Cortical Hyperresponsiveness and Neuronal Hyperexcitability
Dr. Rogawski proposed that, in addition to sharing common triggers and characteristics, epilepsy and migraine are both associated with cortical hyperresponsiveness and that hyperexcitability underlies both conditions. “Fundamentally, there is a neuronal hyperexcitability phenomenon that occurs in both situations,” he said, which, in the case of migraine, transitions into cortical spreading depression, a state of markedly reduced excitability, and activation of cranial pain mechanisms.

“In epilepsy, localized hyperexcitability representing hypersynchronous neuronal firing underlies seizure aura,” Dr. Rogawski stated. “When this hypersynchronous activity spreads to encompass larger areas of the cortex, a full-blown seizure occurs.

“In the case of migraine, that hyperexcitability leads to the spreading depression phenomenon, which moves at a slower rate than often occurs in epilepsy,” he continued. A wave of depolarization and electrical silence associated with ionic shifts spreads along the cortex.
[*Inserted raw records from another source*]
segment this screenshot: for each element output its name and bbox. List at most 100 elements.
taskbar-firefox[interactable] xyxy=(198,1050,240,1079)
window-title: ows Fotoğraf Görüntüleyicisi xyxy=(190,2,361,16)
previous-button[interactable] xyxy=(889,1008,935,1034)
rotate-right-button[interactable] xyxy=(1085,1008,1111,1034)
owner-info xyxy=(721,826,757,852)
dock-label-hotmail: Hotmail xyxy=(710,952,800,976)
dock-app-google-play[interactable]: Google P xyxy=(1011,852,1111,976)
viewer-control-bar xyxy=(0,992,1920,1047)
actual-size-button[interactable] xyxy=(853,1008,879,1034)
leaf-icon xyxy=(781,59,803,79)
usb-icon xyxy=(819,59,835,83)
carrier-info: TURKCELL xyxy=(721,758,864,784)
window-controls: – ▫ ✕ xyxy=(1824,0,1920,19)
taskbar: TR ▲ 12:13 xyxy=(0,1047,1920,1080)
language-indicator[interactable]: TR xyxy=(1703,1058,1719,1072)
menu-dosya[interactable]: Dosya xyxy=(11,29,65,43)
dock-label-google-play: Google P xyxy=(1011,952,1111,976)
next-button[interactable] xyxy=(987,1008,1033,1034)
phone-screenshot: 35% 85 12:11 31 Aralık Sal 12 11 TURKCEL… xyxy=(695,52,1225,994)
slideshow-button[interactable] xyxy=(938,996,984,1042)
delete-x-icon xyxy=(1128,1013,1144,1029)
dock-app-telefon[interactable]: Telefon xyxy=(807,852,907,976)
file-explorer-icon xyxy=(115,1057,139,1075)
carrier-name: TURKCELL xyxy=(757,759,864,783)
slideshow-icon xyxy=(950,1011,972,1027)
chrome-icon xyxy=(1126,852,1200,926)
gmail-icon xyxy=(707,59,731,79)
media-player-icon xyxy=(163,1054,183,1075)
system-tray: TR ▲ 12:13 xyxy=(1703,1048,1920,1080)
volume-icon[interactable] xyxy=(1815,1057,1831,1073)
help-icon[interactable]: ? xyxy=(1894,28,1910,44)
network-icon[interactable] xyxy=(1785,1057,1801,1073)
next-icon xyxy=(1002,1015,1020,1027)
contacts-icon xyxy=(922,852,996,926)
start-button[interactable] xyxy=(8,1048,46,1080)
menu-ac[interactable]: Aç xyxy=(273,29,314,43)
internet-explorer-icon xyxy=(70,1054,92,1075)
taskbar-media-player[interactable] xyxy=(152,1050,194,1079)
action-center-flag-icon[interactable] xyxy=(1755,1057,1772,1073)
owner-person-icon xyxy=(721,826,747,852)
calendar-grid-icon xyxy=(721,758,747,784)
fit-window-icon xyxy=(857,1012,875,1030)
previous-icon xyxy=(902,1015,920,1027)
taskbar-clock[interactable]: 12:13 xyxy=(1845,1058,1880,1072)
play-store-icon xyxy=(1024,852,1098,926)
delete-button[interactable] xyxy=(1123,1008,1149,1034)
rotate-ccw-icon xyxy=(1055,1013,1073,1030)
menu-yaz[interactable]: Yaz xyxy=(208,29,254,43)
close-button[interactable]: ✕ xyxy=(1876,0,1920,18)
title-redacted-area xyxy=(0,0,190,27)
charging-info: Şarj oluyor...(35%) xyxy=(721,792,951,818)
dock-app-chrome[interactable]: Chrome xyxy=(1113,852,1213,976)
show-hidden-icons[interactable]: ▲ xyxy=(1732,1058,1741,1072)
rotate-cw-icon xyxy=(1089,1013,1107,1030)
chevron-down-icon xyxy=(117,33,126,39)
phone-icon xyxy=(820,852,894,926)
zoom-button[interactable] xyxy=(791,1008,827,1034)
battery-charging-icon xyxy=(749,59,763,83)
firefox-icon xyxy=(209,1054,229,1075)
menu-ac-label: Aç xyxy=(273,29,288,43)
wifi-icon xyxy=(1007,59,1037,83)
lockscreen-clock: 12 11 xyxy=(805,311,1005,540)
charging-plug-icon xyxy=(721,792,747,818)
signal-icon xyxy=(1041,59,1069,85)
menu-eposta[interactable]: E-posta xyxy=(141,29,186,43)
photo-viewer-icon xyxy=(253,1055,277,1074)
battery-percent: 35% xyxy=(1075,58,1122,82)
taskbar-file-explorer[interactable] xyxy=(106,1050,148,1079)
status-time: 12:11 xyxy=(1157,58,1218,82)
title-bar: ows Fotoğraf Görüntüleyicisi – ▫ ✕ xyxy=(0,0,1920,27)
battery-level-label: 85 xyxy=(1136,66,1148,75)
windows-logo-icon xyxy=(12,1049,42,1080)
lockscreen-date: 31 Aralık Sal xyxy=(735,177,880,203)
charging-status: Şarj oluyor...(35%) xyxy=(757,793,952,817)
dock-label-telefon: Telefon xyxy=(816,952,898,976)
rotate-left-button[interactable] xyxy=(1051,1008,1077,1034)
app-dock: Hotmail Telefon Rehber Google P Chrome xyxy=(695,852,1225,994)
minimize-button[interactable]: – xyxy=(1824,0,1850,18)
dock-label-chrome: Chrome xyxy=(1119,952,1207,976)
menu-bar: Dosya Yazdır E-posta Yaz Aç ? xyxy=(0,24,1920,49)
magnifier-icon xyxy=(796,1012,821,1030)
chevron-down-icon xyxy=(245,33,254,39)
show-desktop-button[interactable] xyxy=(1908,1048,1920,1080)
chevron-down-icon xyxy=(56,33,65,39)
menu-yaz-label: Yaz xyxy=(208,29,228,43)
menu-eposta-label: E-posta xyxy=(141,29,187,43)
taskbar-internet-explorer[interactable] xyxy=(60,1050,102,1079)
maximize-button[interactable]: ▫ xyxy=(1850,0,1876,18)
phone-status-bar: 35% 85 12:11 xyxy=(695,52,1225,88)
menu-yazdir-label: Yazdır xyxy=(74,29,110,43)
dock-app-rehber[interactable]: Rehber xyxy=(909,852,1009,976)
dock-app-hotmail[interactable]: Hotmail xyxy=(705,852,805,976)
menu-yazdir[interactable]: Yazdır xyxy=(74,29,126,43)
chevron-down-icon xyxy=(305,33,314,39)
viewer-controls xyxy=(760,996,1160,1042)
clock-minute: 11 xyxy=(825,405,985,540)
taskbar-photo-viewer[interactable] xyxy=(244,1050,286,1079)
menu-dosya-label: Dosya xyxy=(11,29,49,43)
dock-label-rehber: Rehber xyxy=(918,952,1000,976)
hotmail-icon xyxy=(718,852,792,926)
“Perhaps the strongest evidence for a commonality between migraine and epilepsy comes from familial hemiplegic migraine, an autosomal dominant syndrome characterized by severe migraine that arises as a result of mutations in genes for membrane ion transport proteins,” Dr. Rogawski stated.

“Mutations in the same genes that cause hemiplegic migraine can cause generalized, and in some cases, focal epilepsy,” he explained. “Some mutations result in hemiplegic migraine and epilepsy in the same family members. In a few cases, individuals with hemiplegic migraine have had seizures during migraine attacks, so these people truly have migralepsy.”

New Molecular Targets for Migraine Therapy
“Even though electrical silence is the hallmark of cortical spreading depression, the preliminary trigger is hyperexcitability, and that, presumably, is due to excessive release of the neurotransmitter glutamate,” Dr. Rogawski commented. “We know that glutamate is the key excitatory neurotransmitter in the brain. Ergo, glutamate receptor antagonists may be useful in migraine prophylaxis and therapy.”

One type of ionotropic glutamate receptor—the NMDA receptor—is critical for triggering cortical spreading depression, he noted. Antagonists of NMDA receptors, such as the drug memantine (which is currently marketed to treat the symptoms of Alzheimer’s disease), have been shown to inhibit cortical spreading depression. Antiepileptic agents topiramate and valproate are also approved for migraine prophylaxis; the mechanisms of these drugs are different, but both influence excitability mechanisms.